Di Francesca Altobelli. Si potrebbe non sapere esattamente che cos’è il phubbing ma quasi certamente si è praticato o se ne è state spesso vittime:
l’espressione phubbing – che deriva dall’inglese phone “telefono” e snubbing “snobbare” – indica infatti all’atto di ignorare o trascurare il proprio interlocutore in un contesto sociale concentrandosi sul proprio smartphone.
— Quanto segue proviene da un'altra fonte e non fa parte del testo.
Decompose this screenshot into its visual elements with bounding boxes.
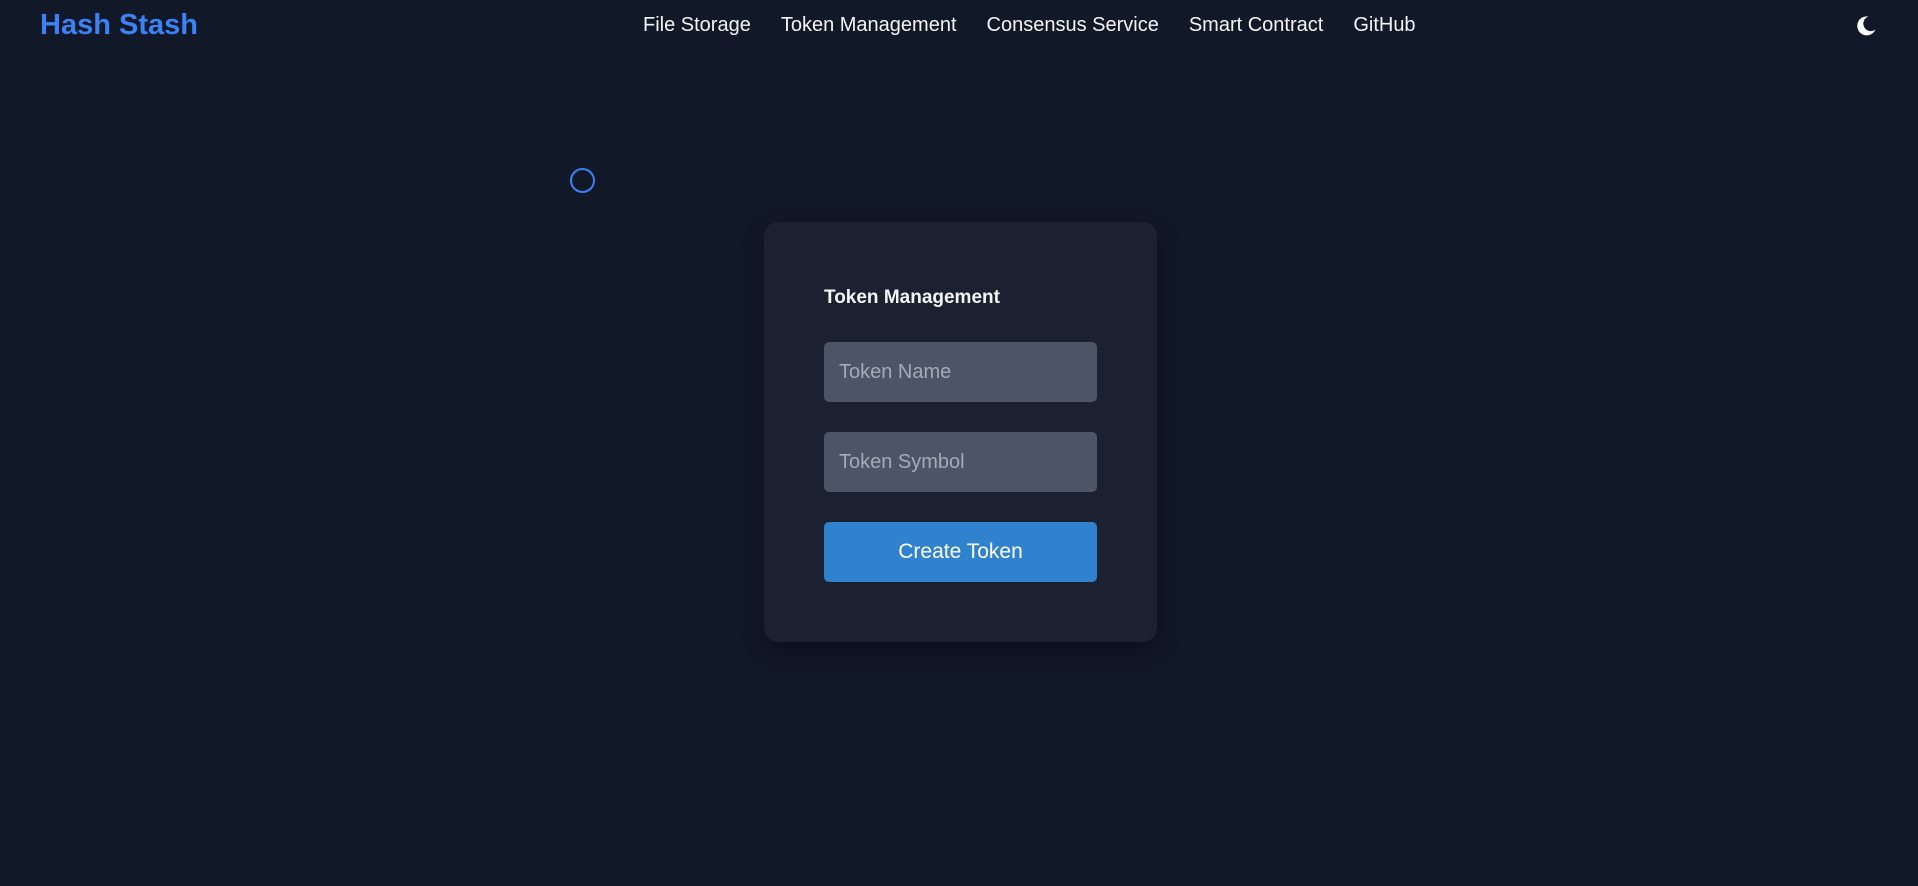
card-title: Token Management — [824, 287, 1000, 308]
cursor-indicator — [570, 168, 595, 193]
moon-icon — [1857, 16, 1876, 36]
theme-toggle-button[interactable] — [1852, 12, 1880, 40]
main-nav: File Storage Token Management Consensus … — [643, 12, 1416, 38]
token-name-input[interactable] — [824, 342, 1097, 402]
token-symbol-input[interactable] — [824, 432, 1097, 492]
brand-logo-link[interactable]: Hash Stash — [40, 8, 198, 42]
nav-token-management[interactable]: Token Management — [781, 12, 957, 38]
token-management-card: Token Management Create Token — [764, 222, 1157, 642]
create-token-button[interactable]: Create Token — [824, 522, 1097, 582]
top-navigation: Hash Stash File Storage Token Management… — [0, 0, 1918, 50]
nav-github[interactable]: GitHub — [1353, 12, 1415, 38]
nav-file-storage[interactable]: File Storage — [643, 12, 751, 38]
nav-smart-contract[interactable]: Smart Contract — [1189, 12, 1323, 38]
nav-consensus-service[interactable]: Consensus Service — [987, 12, 1159, 38]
Sappiamo bene che il cellulare è ormai un oggetto onnipresente nelle nostre vite e molti di noi hanno l’abitudine di tenerlo fra le mani e di interagirci continuamente: questo avviene non solo quando siamo in coda alle poste o sui mezzi pubblici e, soli e annoiati, controlliamo i social o navighiamo sul web, ma accade anche quando siamo immersi in relazioni sociali,come quelle in famiglia, con i colleghi, amici o in coppia.
Infatti il crudele paradosso di questo fenomeno è che uno strumento che dovrebbe servire a connetterci con persone distanti, come lo smartphone, si trasforma in una forma di evasione dalle relazioni più strette e vicine, che dovremmo invece vivere nel presente.
All’origine del phubbing sembra esserci, specialmente nei più giovani, un disturbo dell’autocontrollo, una sorta di tendenza compulsiva a guardare il cellulare. Un’altra spinta al phubbing potrebbe venire dalla paura di essere tagliati fuori dalle notizie o dai rapporti sociali, si parla infatti di FoMO (dall’espressione inglese “fear of missing out”) o ancora dalla dipendenza da Internet, ansia sociale o depressione. Tutti aspetti legati molto tra di loro.
La ricerca ovviamente non ha tardato ad analizzare questo fenomeno, infatti è stato condotto uno studio da un’équipe di psicologi dell’Università del Kent che ne ha confermato le prevedibili implicazioni negative: il phubbing andrebbe a peggiorare in maniera significativa la comunicazione e la relazione tra le persone.
Gli stessi autori lo hanno descritto come una vera e propria «forma di esclusione sociale», capace, quando lo si subisce, di «minacciare alcuni bisogni umani fondamentali, come l’appartenenza, l’autostima, il senso di realizzazione e il controllo».
La speranza quindi qual’è? Che, prendendo conoscenza di quanto disagio possa suscitare questo comportamento, le persone si impegnino il più possibile a “stare” nelle relazioni che stanno vivendo, e, se proprio devono rispondere a una chiamata o a un messaggio, dedichino a tali interruzioni il più breve tempo possibile.
Abbiamo una buona notizia , ovvero che l’intelligenza sociale si può imparare,attraverso vari canali come l’esperienza in prima persona o anche una semplice riflessione sugli errori compiuti o osservati negli altri. Se si aumenta la capacità di stare con gli altri in modo positivo ed empatizzare con le loro emozioni dovrebbe diminuire anche la spinta a distrarsi, cercando rifugio altrove, in relazioni e mondi fittizi.